Req/Bytes counts sampled once per second.
# of samples: 10

471k requests in 10.04s, 233 MB read

With this cluster method, we can see a significant improvement.

Some improvements

The above cluster code shows how easy we can scale up the application. But to make the service more stable, more work may needs to be done.

First, some workers may die because of errors. So we may need to watch for this event and start a new process again.

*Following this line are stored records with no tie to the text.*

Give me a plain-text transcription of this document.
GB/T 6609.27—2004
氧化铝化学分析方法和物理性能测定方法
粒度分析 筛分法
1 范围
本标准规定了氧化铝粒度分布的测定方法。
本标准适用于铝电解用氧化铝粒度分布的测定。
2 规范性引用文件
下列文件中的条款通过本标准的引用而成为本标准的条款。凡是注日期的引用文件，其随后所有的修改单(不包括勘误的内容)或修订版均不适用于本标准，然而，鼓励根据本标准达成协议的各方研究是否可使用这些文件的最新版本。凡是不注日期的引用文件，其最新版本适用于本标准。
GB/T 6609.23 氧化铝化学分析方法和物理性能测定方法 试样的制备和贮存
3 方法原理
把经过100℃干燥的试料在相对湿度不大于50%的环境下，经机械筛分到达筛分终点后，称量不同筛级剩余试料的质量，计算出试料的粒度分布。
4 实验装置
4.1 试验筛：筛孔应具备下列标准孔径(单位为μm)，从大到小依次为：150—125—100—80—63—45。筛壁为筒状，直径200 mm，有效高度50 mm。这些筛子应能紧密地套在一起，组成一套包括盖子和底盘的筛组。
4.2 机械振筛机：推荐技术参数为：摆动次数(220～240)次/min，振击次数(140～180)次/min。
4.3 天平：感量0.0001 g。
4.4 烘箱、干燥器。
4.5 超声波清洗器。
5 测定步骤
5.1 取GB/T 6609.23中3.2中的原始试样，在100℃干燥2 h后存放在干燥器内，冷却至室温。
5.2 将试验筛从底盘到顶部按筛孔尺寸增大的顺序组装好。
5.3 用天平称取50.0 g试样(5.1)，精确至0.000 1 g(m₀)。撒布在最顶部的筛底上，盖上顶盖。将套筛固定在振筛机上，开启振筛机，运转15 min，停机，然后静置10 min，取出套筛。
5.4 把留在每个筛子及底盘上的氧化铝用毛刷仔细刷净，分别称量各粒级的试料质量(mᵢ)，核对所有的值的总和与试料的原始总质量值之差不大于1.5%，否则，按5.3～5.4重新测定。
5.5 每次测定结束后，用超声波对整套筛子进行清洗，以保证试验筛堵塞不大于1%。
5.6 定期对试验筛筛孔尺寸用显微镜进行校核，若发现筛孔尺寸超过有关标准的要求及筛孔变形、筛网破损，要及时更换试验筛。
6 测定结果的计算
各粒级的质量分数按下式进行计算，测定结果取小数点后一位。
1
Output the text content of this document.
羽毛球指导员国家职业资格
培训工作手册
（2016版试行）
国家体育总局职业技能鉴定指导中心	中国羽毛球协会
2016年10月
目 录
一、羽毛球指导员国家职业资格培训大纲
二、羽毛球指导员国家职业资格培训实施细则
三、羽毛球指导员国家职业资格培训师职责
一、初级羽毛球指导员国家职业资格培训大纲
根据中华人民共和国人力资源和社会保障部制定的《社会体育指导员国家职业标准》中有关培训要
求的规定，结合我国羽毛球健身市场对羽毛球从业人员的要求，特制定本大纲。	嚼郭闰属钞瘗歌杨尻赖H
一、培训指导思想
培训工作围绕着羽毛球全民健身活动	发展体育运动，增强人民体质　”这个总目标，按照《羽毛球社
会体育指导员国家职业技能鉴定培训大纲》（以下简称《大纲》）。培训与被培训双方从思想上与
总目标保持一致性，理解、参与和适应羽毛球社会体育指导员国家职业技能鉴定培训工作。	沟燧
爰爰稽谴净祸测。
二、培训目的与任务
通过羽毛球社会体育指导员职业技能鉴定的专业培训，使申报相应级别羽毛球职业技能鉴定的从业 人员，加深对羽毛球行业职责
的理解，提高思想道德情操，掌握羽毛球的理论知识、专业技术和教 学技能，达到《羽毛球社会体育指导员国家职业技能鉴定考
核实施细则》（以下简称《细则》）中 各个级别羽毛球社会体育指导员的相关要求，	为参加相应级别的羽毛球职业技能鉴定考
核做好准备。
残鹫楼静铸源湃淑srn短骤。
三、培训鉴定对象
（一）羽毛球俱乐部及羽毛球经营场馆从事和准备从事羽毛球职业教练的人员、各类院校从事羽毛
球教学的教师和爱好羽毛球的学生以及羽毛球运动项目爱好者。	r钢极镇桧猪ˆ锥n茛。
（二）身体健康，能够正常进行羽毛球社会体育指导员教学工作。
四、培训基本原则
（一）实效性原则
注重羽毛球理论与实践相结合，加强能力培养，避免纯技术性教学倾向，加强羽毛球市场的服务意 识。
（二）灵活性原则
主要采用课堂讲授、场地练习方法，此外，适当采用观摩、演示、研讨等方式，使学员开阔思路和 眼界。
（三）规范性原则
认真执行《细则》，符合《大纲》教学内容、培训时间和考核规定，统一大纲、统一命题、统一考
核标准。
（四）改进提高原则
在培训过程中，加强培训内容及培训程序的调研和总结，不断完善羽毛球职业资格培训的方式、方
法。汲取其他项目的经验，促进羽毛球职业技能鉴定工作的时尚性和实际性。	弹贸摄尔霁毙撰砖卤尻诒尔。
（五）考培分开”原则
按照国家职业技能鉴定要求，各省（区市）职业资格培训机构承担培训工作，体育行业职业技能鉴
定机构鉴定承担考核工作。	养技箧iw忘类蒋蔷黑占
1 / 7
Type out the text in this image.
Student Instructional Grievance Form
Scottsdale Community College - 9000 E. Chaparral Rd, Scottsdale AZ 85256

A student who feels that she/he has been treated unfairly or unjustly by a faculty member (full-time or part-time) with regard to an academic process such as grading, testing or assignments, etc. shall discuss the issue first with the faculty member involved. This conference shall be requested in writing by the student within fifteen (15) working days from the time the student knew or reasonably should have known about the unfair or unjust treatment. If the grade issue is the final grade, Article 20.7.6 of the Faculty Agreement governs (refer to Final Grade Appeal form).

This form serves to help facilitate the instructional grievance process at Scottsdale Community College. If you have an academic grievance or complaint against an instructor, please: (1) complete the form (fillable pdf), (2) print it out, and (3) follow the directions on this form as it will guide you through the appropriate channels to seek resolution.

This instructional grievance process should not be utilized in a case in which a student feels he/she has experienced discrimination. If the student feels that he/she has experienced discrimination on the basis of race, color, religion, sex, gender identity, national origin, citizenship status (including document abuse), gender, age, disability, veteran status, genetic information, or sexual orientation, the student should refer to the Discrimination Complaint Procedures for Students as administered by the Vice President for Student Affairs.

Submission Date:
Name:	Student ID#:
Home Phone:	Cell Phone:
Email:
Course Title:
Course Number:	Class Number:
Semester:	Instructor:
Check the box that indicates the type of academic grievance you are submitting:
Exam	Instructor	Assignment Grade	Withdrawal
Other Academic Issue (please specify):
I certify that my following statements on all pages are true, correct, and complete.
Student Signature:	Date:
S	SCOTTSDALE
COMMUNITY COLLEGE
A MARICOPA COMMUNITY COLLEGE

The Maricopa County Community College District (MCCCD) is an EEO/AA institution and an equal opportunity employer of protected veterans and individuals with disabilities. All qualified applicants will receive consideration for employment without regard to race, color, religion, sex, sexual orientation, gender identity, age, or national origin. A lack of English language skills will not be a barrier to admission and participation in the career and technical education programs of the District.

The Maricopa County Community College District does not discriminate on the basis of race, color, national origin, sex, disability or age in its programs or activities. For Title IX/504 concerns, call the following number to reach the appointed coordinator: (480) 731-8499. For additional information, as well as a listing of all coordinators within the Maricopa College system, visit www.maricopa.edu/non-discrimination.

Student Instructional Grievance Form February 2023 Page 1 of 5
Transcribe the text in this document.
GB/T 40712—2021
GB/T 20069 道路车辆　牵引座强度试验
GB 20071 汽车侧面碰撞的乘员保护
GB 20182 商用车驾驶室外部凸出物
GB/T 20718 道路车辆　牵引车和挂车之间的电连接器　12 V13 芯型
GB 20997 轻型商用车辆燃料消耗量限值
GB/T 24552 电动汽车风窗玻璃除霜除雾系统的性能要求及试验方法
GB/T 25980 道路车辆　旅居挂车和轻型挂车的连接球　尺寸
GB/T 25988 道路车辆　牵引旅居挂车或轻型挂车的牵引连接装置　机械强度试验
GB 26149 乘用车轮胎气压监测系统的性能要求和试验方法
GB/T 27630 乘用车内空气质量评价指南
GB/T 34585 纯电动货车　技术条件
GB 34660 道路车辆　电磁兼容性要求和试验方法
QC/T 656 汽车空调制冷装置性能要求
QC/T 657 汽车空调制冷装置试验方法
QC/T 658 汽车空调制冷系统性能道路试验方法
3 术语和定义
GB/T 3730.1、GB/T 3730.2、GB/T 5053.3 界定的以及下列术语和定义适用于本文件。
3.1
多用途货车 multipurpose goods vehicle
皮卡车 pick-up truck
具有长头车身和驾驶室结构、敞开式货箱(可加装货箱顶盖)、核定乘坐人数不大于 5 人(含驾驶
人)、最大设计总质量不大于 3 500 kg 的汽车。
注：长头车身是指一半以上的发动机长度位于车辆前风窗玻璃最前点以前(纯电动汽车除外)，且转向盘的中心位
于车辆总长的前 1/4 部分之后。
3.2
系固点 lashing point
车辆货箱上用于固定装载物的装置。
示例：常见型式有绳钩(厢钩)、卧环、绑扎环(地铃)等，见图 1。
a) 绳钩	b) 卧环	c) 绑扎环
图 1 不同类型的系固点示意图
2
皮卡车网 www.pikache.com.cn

cluster.on('exit', (worker, code, signal) => {
  console.log('worker %d died (%s). restarting...',
              worker.process.pid, signal || code);
  cluster.fork();
});

Second, a worker process may die, but before that, we may need want to log some error. So we can do this.

if (cluster.isPrimary) {

    // ...

} else {
    require("./app.js");

    process.on("uncaughtException", (e) => {
        // do some logging
        console.error(e)

        // exit manually
        process.exit(1);
    });
}

Third, inside the worker process, we may want to watch the memory usage. So if there are some memory leaks, we can detect them and stop the worker.

if (cluster.isPrimary) {

    // ...

} else {
    require("./app.js");

    // watch for memory usage
    setInterval(() => {
        if (process.memoryUsage().rss > 734003200) {
            process.exit(1);
        }
    }, 5000)
}

Last, to ensure the worker process is still run properly, we may use some ping pong strategy. So for example, after the fork method is called, we could get the worker object const worker = cluster.fork();. Then we can send messages from master to worker worker.send("ping");. Then worker process could get this message with process.on("message", msg => {}); and send messages back with process.send("pong");. Then master process could get this response with worker.on("message", msg => {});. So with these communication, we can implement a ping pong strategy and if the master have't got the the proper response for some time, we can kill the worker with process.kill(worker.process.pid);, then start a new one again.

These are some basic strategies for improvement. In reality, you can choose to implement more or use a more sophisticated third-party package to make the service more stable.